In terms of the overload concept, Richard Byrne makes an excellent point in 34 ways to use RSS, the November 12, 2008, post on the amazing Free Technology for Teachers blog. He suggests that students track content through feeds in an RSS reader rather than going to the actual web sites, as there will be fewer distractions from advertising using a reader. Now that’s cutting back on the hammering!

Using RSS with Teachers

Much of what I can do with students I would also do with my colleagues. But there’s so much more. As I write, I keep thinking how I used to hammer my teachers with email.
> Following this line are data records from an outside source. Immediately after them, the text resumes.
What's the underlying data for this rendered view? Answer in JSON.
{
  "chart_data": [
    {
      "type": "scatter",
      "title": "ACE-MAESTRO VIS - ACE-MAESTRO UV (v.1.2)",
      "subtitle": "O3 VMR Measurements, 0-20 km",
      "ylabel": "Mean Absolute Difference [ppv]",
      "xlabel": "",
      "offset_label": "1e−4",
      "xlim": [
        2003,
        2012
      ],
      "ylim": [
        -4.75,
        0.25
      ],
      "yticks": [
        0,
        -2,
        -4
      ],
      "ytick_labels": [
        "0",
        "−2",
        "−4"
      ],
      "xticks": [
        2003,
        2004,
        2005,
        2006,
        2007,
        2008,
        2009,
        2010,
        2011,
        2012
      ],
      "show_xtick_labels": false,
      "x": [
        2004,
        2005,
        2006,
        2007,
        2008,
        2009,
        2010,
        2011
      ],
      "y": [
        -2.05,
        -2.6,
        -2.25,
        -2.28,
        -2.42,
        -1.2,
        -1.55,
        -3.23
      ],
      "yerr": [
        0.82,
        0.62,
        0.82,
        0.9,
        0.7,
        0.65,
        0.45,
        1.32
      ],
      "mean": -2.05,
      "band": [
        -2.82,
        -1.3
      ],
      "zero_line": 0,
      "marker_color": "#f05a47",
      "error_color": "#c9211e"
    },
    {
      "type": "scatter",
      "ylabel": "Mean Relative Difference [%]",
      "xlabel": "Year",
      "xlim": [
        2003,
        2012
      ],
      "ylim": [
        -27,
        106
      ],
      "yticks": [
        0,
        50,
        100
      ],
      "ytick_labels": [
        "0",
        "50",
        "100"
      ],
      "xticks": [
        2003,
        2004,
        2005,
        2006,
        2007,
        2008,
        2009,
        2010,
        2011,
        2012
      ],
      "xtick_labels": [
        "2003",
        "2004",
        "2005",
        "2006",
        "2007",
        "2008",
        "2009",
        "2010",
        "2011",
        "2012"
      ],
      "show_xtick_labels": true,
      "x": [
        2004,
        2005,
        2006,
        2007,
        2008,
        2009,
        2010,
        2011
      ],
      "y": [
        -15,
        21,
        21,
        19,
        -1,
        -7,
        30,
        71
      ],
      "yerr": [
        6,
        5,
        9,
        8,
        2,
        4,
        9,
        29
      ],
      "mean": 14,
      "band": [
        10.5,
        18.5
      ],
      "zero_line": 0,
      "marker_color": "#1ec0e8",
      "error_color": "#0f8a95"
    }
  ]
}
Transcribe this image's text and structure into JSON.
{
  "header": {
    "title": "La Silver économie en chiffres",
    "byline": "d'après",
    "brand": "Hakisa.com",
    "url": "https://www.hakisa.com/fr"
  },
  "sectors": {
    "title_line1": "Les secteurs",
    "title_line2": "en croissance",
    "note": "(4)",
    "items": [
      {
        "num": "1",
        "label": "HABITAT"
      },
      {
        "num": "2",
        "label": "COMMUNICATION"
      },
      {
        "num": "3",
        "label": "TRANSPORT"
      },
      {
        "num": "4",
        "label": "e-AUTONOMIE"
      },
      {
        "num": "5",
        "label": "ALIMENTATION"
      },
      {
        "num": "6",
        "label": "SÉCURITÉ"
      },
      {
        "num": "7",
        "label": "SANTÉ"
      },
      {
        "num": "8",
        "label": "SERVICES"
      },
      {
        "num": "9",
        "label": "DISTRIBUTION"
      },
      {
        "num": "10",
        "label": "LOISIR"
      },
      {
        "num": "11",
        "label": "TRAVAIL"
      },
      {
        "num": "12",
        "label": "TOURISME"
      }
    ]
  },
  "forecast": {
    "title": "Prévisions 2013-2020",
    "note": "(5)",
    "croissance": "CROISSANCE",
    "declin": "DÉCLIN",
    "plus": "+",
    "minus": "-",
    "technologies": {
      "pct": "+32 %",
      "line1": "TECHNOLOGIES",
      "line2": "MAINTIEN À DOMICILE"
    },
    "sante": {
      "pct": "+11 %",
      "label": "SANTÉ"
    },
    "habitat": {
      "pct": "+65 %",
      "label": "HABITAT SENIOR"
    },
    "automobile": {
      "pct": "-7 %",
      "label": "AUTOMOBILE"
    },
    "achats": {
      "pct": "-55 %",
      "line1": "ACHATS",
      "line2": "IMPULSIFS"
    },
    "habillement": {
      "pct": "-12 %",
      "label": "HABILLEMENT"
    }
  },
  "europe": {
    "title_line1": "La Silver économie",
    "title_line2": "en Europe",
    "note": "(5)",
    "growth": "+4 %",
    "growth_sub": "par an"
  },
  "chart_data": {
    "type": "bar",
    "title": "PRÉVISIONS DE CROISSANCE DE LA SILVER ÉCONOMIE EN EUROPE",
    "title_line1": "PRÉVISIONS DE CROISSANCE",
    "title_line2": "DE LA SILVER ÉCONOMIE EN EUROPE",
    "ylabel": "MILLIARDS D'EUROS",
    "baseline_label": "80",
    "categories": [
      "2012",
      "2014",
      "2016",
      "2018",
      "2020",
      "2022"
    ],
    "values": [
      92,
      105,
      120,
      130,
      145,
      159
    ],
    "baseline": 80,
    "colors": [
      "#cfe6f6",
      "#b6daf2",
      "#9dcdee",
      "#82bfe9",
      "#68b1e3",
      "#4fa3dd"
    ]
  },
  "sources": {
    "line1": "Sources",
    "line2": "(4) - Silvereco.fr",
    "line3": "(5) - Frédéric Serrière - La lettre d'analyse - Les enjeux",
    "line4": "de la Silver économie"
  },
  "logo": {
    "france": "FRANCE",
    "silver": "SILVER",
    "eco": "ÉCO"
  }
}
I was very proud that I was keeping them up-to-date with curriculum-related resources targeted to the units they were teaching. Last year I created a wiki of web resources for our science teachers and was emailing them when I added sites. How much easier for them and for me if I showed them how to save an RSS feed for the page. That way those who are interested will get the content they want and everyone’s’ inbox is lightened!

Another amazing wiki, WebTools4u2use, has a plethora of tips and suggestion for using RSS. I must admit I had never thought of subscribing to the hundreds of electronic journals with RSS feeds. Another suggestion is to add feeds from your public library to your library web site; to this blog I added a feed from the Coutts Education Library at my own University of Alberta (it’s in the left tool bar).

WebTools4u2use also links to Dr. Charles Best Secondary School Library in Coquitlam, BC, as an exemplar of the use of RSS feeds in education. I would use the library’s page NEWS FOR THE CLASSROOM in an in-service with my staff on using RSS with students. The page not only provides links to news feeds in 15 different subject areas, but the page itself (an every page on the web site) has its own feed. Talk about an impressive library web site!

What’s Next for Me

Robin T. Williams and David Loertscher have a new-to-me book: In Command! Kids and Teens Build and Manage Their Own Information Spaces, And…Learning to Manage Themselves in Those Spaces. From the LMC Source description: ‘This book and accompanying website takes a new approach in the battle to capture the attention and serve student needs. . . . It asks each child and teen to construct their own home page using iGoogle, and construct three sections of their own information space. The time has come to offer young people a gift of a lifetime – control over the voices clamouring for their attention and the tools they need to emerge as truly information literates.”

Sounds like someone else is working on personalizing our information overload. This looks like required reading to me. How about you?